NuGet is quite complex to setup for this use case and revolves around having compiled assemblies. One of the things that I wanted to move towards, especially for open source projects, was to switch over to source distribution rather than DLL distribution since it is far easier to debug problems.

npm on the other hand is rather straightforward to setup and provides all of the features necessary to manage packages and their dependencies. In fact npm5 can even install npm packages directly from a git repository using semver encoded tags. This is nice because it means that we don’t have to clutter the npm registry with packages that don’t really fit into the regular node.js ecosystem. However, npm puts all packages into a hard-coded “node_modules” directory.

At first I raised a question in the npm issue tracker which asked about a feature whereby a custom directory name could be used for installed packages. I did some searching and found that shadowmint had been using npm for Unity focused packages (see unity-package-template) where each package effectively installs itself into the Unity project. Whilst this works I felt uncomfortable with potentially having quite inconsistent package syncing logic across many packages. Not to mention that the packages become exclusive to Unity projects (when UE4 has C# support it’s highly plausible that such packages could work with both).

So I did some experimentation and found a couple of different ways to sync npm packages into the Unity project. I found that it was fairly straightforward to create a package whose soul purpose is to sync such packages unity3d-package-syncer. This can then be run any time packages are installed, updated or uninstalled.

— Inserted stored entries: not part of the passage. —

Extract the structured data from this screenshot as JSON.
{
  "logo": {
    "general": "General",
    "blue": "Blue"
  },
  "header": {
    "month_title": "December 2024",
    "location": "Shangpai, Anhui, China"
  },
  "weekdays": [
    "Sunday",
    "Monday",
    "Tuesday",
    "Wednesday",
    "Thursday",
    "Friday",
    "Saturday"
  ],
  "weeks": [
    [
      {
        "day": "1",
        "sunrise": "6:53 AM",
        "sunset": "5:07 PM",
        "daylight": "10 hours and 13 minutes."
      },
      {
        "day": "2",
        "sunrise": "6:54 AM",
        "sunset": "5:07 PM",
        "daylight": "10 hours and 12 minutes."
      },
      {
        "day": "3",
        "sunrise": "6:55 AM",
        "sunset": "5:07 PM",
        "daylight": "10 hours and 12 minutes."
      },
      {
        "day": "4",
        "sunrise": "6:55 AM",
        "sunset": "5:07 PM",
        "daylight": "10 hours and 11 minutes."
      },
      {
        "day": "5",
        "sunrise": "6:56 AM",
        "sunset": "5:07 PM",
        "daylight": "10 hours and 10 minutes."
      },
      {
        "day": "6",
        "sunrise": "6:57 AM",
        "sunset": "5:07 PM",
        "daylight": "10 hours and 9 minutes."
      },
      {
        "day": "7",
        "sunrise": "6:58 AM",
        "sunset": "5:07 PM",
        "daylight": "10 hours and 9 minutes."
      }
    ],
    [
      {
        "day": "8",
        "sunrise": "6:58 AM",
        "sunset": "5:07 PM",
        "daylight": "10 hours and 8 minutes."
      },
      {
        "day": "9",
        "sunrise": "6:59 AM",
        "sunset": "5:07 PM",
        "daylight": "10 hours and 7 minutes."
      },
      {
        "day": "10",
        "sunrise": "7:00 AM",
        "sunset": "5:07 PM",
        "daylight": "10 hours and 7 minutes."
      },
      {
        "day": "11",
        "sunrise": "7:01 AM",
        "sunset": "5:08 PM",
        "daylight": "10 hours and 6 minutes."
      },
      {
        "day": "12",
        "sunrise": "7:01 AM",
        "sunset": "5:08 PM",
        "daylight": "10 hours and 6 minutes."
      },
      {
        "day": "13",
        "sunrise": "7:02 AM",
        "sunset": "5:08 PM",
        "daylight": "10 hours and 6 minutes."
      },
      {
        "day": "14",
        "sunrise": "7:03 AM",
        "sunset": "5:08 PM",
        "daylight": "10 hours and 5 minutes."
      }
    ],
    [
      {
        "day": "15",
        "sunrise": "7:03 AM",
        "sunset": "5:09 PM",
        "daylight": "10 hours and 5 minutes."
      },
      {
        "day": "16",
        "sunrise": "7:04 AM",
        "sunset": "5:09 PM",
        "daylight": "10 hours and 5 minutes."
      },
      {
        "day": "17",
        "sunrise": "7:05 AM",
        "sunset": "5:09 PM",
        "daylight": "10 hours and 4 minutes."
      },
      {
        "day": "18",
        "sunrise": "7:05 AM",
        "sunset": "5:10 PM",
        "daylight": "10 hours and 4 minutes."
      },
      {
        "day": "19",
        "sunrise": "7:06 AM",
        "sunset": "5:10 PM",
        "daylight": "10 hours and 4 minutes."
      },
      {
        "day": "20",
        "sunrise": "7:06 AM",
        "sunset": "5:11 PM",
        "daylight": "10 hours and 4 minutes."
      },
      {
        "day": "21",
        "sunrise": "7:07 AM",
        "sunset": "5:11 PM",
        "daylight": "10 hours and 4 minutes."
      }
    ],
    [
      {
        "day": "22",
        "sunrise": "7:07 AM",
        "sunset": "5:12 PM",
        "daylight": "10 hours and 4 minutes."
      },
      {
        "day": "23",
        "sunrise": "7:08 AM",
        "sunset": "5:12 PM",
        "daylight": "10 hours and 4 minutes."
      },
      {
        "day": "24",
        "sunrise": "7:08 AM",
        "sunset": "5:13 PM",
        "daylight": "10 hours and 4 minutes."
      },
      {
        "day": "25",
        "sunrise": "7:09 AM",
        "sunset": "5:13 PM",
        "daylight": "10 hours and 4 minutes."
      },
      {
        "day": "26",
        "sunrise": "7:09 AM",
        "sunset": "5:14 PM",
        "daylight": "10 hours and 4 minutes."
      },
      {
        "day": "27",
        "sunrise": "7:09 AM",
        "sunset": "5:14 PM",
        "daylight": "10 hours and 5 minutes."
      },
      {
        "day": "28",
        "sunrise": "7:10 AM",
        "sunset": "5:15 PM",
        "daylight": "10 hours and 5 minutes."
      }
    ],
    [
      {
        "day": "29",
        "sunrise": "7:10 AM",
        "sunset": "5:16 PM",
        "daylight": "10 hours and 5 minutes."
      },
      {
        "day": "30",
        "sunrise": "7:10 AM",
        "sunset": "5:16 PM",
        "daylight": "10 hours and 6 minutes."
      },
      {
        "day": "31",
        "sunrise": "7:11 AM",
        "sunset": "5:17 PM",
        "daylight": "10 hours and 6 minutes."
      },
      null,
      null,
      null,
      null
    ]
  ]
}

I soon discovered that actually I didn’t want to synchronize the entire contents of the package folder into the Unity project since the folder would often contain javascript source files that Unity would misinterpret as UnityScript. In addition packages could contain various things that are only relevant to the development of the package such as makefiles, unit tests, etc. This rendered the issue of npm forcing you to use the “node_modules” directory a moot point since you actually don’t want to install directly into the Unity project’s “Assets” folder.

I chose to synchronize packages into the “Plugins” directory of the Unity project because this avoids the frequent recompilation of package scripts each time user scripts are modified since Unity places them into different assemblies. The “Plugins” directory also allows packages to declare internals without exposing them to project specific scripts.

This doesn’t prevent you from constructing packages where DLLs are compiled from sources that are then synchronized into the Unity projects. It is straightforward to setup such a workflow.